A perspectiva é que a retomada dos empregos e da economia em geral seja lenta, dependente, em tese, da efetividade da vacinação. Os setores de aviação civil, hotelaria, restaurantes, entretenimento e varejo em geral foram os mais atingidos. E muitas empresas encerraram suas atividades, permanentemente, adicionando problemas de médio e longo prazos à recuperação do nível de emprego e da renda dos trabalhadores.

Além de afetar o mercado interno, orientação principal da economia do país, a falta de renda das famílias as coloca diante do risco iminente de serem despejadas e de não honrarem seus empréstimos, afetando o crédito, outro importante atributo da economia do país.

Os índices de desemprego apresentados acima não refletem o nível do problema em cada classe social, mas já se sabe que a taxa é superior a 20% na base da pirâmide da classe trabalhadora. Para o professor James Butkiewicz, da Escola de Negócios e Economia da Universidade de Delaware (universidade onde Joe Biden estudou), a abordagem do problema precisa ir além dos programas de ajuda e buscar o efetivo combate à pobreza.

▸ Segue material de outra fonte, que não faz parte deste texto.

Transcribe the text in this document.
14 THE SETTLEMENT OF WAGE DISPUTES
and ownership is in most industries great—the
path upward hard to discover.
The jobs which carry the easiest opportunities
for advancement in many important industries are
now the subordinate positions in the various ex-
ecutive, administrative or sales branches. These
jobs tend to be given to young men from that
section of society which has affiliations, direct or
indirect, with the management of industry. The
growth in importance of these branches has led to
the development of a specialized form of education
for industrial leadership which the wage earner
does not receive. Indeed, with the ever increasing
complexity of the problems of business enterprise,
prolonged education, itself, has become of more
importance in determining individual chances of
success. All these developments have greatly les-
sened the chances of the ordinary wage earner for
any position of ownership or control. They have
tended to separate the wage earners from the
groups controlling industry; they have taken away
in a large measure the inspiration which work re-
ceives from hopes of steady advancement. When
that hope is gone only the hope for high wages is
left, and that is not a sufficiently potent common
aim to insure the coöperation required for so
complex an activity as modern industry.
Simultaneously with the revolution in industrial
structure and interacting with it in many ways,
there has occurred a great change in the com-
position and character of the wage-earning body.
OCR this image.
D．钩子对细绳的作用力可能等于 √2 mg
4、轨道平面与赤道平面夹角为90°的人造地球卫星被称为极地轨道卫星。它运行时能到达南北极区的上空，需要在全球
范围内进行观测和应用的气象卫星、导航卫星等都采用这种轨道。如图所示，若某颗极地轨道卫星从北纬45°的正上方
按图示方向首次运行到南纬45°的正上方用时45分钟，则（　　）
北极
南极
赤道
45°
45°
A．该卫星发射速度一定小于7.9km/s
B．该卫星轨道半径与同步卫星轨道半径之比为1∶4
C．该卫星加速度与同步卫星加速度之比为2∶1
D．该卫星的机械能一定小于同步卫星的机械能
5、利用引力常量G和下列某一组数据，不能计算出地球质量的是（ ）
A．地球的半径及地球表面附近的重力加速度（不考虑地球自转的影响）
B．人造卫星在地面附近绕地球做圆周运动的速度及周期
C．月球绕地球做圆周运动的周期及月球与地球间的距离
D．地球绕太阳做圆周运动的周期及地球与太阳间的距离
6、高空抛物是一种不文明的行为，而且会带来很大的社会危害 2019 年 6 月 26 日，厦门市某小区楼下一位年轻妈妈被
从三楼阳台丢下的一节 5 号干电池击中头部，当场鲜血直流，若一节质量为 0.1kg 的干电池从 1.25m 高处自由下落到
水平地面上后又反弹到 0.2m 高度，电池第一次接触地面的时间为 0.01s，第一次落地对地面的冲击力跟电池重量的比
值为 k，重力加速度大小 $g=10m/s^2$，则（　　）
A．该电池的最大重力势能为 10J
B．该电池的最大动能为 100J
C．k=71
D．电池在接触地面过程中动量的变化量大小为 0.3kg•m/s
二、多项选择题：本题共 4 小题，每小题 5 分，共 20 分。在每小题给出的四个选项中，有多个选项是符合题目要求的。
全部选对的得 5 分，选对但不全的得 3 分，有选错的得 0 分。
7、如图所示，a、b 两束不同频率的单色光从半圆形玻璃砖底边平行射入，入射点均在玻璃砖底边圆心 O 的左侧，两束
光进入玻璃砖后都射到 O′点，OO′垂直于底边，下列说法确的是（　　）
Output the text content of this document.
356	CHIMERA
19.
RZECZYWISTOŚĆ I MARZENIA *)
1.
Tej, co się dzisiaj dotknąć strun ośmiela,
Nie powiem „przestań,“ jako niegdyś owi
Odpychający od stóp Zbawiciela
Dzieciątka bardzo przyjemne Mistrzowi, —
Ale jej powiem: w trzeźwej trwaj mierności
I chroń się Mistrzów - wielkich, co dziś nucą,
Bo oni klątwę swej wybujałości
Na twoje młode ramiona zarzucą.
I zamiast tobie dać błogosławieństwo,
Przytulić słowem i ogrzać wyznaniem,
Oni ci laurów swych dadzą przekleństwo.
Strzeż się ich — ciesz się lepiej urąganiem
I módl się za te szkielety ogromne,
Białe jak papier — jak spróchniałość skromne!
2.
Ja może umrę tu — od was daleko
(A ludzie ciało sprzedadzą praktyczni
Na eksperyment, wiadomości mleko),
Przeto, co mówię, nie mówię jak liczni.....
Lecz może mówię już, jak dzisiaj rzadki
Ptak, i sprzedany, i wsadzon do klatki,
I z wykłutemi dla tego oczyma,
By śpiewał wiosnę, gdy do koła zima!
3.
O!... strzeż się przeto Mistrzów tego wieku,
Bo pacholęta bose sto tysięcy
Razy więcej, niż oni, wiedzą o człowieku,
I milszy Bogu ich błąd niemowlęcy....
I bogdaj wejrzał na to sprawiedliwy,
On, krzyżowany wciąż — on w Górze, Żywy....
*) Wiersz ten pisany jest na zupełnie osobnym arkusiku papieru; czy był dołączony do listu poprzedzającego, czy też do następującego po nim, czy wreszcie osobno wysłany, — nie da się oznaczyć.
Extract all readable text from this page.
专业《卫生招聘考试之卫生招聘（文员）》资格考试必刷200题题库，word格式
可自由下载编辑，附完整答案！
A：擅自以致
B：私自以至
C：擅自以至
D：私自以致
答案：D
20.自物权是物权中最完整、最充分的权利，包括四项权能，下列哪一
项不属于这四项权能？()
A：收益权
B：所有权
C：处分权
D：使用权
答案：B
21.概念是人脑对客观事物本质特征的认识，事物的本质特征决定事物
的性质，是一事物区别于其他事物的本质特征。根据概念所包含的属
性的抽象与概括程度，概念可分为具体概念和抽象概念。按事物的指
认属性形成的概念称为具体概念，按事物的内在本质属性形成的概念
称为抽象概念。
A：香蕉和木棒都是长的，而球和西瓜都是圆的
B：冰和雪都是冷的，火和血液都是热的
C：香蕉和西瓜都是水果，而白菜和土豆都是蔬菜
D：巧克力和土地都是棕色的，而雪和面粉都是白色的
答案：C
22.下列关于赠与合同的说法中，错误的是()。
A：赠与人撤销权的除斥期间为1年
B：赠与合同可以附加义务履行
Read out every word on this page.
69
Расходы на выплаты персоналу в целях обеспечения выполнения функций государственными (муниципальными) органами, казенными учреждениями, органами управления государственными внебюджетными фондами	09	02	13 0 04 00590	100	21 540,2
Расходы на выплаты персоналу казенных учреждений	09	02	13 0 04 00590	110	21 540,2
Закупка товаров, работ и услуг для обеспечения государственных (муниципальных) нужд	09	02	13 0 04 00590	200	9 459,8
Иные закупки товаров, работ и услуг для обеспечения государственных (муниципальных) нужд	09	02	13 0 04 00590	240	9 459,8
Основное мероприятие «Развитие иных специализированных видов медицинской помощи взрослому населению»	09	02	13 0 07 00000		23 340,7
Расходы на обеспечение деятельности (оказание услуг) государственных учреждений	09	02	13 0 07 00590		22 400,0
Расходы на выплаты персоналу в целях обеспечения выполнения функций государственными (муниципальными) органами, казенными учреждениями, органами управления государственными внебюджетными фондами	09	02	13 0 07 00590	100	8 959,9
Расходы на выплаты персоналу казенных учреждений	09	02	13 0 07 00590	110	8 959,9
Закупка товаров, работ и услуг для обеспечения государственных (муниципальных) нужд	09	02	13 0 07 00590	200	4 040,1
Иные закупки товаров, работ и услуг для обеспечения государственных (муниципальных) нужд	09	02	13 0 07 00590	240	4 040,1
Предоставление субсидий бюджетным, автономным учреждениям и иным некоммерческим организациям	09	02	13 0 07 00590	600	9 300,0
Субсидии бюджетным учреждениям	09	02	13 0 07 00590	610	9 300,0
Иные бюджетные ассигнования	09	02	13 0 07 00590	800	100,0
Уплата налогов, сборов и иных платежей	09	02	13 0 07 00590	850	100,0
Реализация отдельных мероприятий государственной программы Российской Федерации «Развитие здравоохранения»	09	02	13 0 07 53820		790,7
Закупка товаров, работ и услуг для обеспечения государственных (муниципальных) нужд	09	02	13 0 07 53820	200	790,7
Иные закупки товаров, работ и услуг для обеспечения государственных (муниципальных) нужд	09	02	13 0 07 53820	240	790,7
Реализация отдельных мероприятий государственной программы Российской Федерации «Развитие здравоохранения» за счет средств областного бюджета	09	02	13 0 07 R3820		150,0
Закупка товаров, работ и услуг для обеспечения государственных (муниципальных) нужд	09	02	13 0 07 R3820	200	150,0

Antes da pandemia, essa classe estava obtendo um certo ganho de renda. Com a crise sanitária global, porém, esses ganhos recentes foram aniquilados. Butkewicz argumenta que uma economia crescente e sustentável é a melhor maneira de lidar com muitos problemas, incluindo a desigualdade. E isso poderia ser feito com “estímulo à inovação; melhoria da educação, incluindo treinamento técnico; reconstrução de infraestrutura; aumento da competitividade reduzindo o poder de mercado; e reversão das recentes restrições ao comércio e à imigração”. Para ele, a taxa de crescimento sustentável da economia não apenas promoverá o emprego, como aumentará a receita do governo, necessária para expandir os cuidados de saúde, pagar os benefícios dos aposentados, resolver os problemas climáticos e assim por diante. Note-se que, na avaliação de Butkiewicz, aparecem todas as questões que foram elencadas por Biden como prioritárias.

Para atacar o problema econômico e, ao mesmo tempo, a desigualdade, o governo Biden ordenou ações para melhorar a recuperação financeira das pequenas empresas, restabelecendo o Programa de Proteção à Folha de Pagamento (PPP, na sigla em inglês), mas tentando corrigir a forma desordenada com que foi implementado na gestão Trump.

O plano é estender os programas de alívio financeiro para as pequenas empresas e para os trabalhadores desempregados. Promete-se ainda que as empresas de propriedade de cidadãos negros e as comunidades rurais serão priorizadas. Certamente, isso terá de ser negociado com os congressistas, em especial os republicanos contrários à extensão do alívio e à abrangência dos programas de incentivo.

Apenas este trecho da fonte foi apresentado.